Идут Сталин, Молотов и Хрущев. Маленький Хрущев, он мне едва до подбородка достает, что-то рассказывает, перемежая рассказ матерком. Остановились напротив меня.

— Майор Титов, командир 14-го гвардейского истребительного полка ВВС КБФ.

— Здравствуйте, товарищ Титов.

— Здравия желаю, товарищ Верховный Главнокомандующий.

Сталин с интересом рассматривал награды у меня на груди.

— За что? — показал он на первую звезду.

— За прикрытие "Дороги Жизни" зимой 41–42 года, 4 гвардейский авиаполк, вторая – за деблокаду Ленинграда летом 42-го года, 13-я гвардейская отдельная авиаэскадрилья.

— А за Сталинград?

— Орден "Александра Невского", только что вручили.

Сталин удивленно посмотрел на Хрюкина и Хрущева.

— Насколько я помню, по докладам Василия и Клещева… — начал Сталин.

— Их эскадрилья была прикомандирована к нашему фронту, товарищ Сталин, — залепетал Хрущев. — Мы посылали представления, но где они, и что с ними произошло, мы не в курсе.

— За действия на Сталинградском фронте ни один человек, ни в 13-й отдельной эскадрилье, ни в 14-й гвардейском полку, ни одной награды не получил. Кроме этого ордена.
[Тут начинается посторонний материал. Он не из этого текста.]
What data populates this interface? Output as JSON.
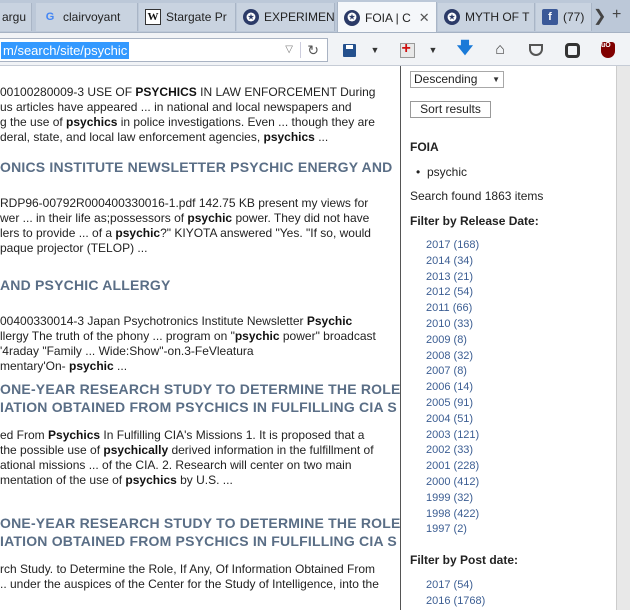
{
  "tabs": [
    {
      "label": "argu",
      "icon": "cia-seal-icon"
    },
    {
      "label": "clairvoyant",
      "icon": "google-icon"
    },
    {
      "label": "Stargate Pr",
      "icon": "wikipedia-icon"
    },
    {
      "label": "EXPERIMEN",
      "icon": "cia-seal-icon"
    },
    {
      "label": "FOIA | C",
      "icon": "cia-seal-icon",
      "active": true
    },
    {
      "label": "MYTH OF T",
      "icon": "cia-seal-icon"
    },
    {
      "label": "(77)",
      "icon": "facebook-icon"
    }
  ],
  "tab_controls": {
    "scroll_right": "❯",
    "new_tab": "+"
  },
  "address_bar": {
    "url": "m/search/site/psychic"
  },
  "results": [
    {
      "lines": [
        [
          [
            "00100280009-3 USE OF ",
            false
          ],
          [
            "PSYCHICS",
            true
          ],
          [
            " IN LAW ENFORCEMENT During",
            false
          ]
        ],
        [
          [
            "us articles have appeared ... in national and local newspapers and",
            false
          ]
        ],
        [
          [
            "g the use of ",
            false
          ],
          [
            "psychics",
            true
          ],
          [
            " in police investigations. Even ... though they are",
            false
          ]
        ],
        [
          [
            "deral, state, and local law enforcement agencies, ",
            false
          ],
          [
            "psychics",
            true
          ],
          [
            " ...",
            false
          ]
        ]
      ]
    },
    {
      "title": [
        "ONICS INSTITUTE NEWSLETTER PSYCHIC ENERGY AND"
      ],
      "lines": [
        [
          [
            "RDP96-00792R000400330016-1.pdf 142.75 KB present my views for",
            false
          ]
        ],
        [
          [
            "wer ... in their life as;possessors of ",
            false
          ],
          [
            "psychic",
            true
          ],
          [
            " power. They did not have",
            false
          ]
        ],
        [
          [
            "lers to provide ... of a ",
            false
          ],
          [
            "psychic",
            true
          ],
          [
            "?\" KIYOTA answered \"Yes. \"If so, would",
            false
          ]
        ],
        [
          [
            "paque projector (TELOP) ...",
            false
          ]
        ]
      ]
    },
    {
      "title": [
        "AND PSYCHIC ALLERGY"
      ],
      "lines": [
        [
          [
            "00400330014-3 Japan Psychotronics Institute Newsletter ",
            false
          ],
          [
            "Psychic",
            true
          ]
        ],
        [
          [
            "llergy The truth of the phony ... program on \"",
            false
          ],
          [
            "psychic",
            true
          ],
          [
            " power\" broadcast",
            false
          ]
        ],
        [
          [
            "'4raday \"Family ... Wide:Show\"-on.3-FeVleatura",
            false
          ]
        ],
        [
          [
            "mentary'On- ",
            false
          ],
          [
            "psychic",
            true
          ],
          [
            " ...",
            false
          ]
        ]
      ]
    },
    {
      "title": [
        "ONE-YEAR RESEARCH STUDY TO DETERMINE THE ROLE,",
        "IATION OBTAINED FROM PSYCHICS IN FULFILLING CIA S"
      ],
      "lines": [
        [
          [
            "ed From ",
            false
          ],
          [
            "Psychics",
            true
          ],
          [
            " In Fulfilling CIA's Missions 1. It is proposed that a",
            false
          ]
        ],
        [
          [
            " the possible use of ",
            false
          ],
          [
            "psychically",
            true
          ],
          [
            " derived information in the fulfillment of",
            false
          ]
        ],
        [
          [
            "ational missions ... of the CIA. 2. Research will center on two main",
            false
          ]
        ],
        [
          [
            "mentation of the use of ",
            false
          ],
          [
            "psychics",
            true
          ],
          [
            " by U.S. ...",
            false
          ]
        ]
      ]
    },
    {
      "title": [
        "ONE-YEAR RESEARCH STUDY TO DETERMINE THE ROLE,",
        "IATION OBTAINED FROM PSYCHICS IN FULFILLING CIA S"
      ],
      "lines": [
        [
          [
            "rch Study. to Determine the Role, If Any, Of Information Obtained From",
            false
          ]
        ],
        [
          [
            " .. under the auspices of the Center for the Study of Intelligence, into the",
            false
          ]
        ]
      ]
    }
  ],
  "sidebar": {
    "sort_value": "Descending",
    "sort_button": "Sort results",
    "section_title": "FOIA",
    "filter_term": "psychic",
    "found_text": "Search found 1863 items",
    "release_heading": "Filter by Release Date:",
    "release_dates": [
      "2017 (168)",
      "2014 (34)",
      "2013 (21)",
      "2012 (54)",
      "2011 (66)",
      "2010 (33)",
      "2009 (8)",
      "2008 (32)",
      "2007 (8)",
      "2006 (14)",
      "2005 (91)",
      "2004 (51)",
      "2003 (121)",
      "2002 (33)",
      "2001 (228)",
      "2000 (412)",
      "1999 (32)",
      "1998 (422)",
      "1997 (2)"
    ],
    "post_heading": "Filter by Post date:",
    "post_dates": [
      "2017 (54)",
      "2016 (1768)"
    ]
  }
}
Сталин изменился в лице, повернулся к Хрущеву и Хрюкину:

— Вы почему государство и партию нашу позорите? Как теперь этим людям в глаза смотреть?

На банкете ко мне подошел адмирал Кузнецов.

— Здравия желаю, товарищ нарком!

— Сидите-сидите, майор, — и попросил подвинуться моих соседей справа. — Как успехи?

— Двоих потеряли. Не успели подготовиться в Ленинграде, и погода была совсем паршивая. Все срочно, все бегом. Как обычно.

— Нас с вами на завтра товарищ Сталин вызывает. В чем дело знаете, Павел Петрович?

Я пересказал, что случилось на выходе из Георгиевского зала. Николай Герасимович заулыбался.

— Ну, ради такого и заходить не стыдно. Завтра в 16.00 за вами заедут в гостиницу, майор. Просьбы или пожелания какие-нибудь есть?

— Направьте полк в Туапсе, — адмирал внимательно посмотрел на меня.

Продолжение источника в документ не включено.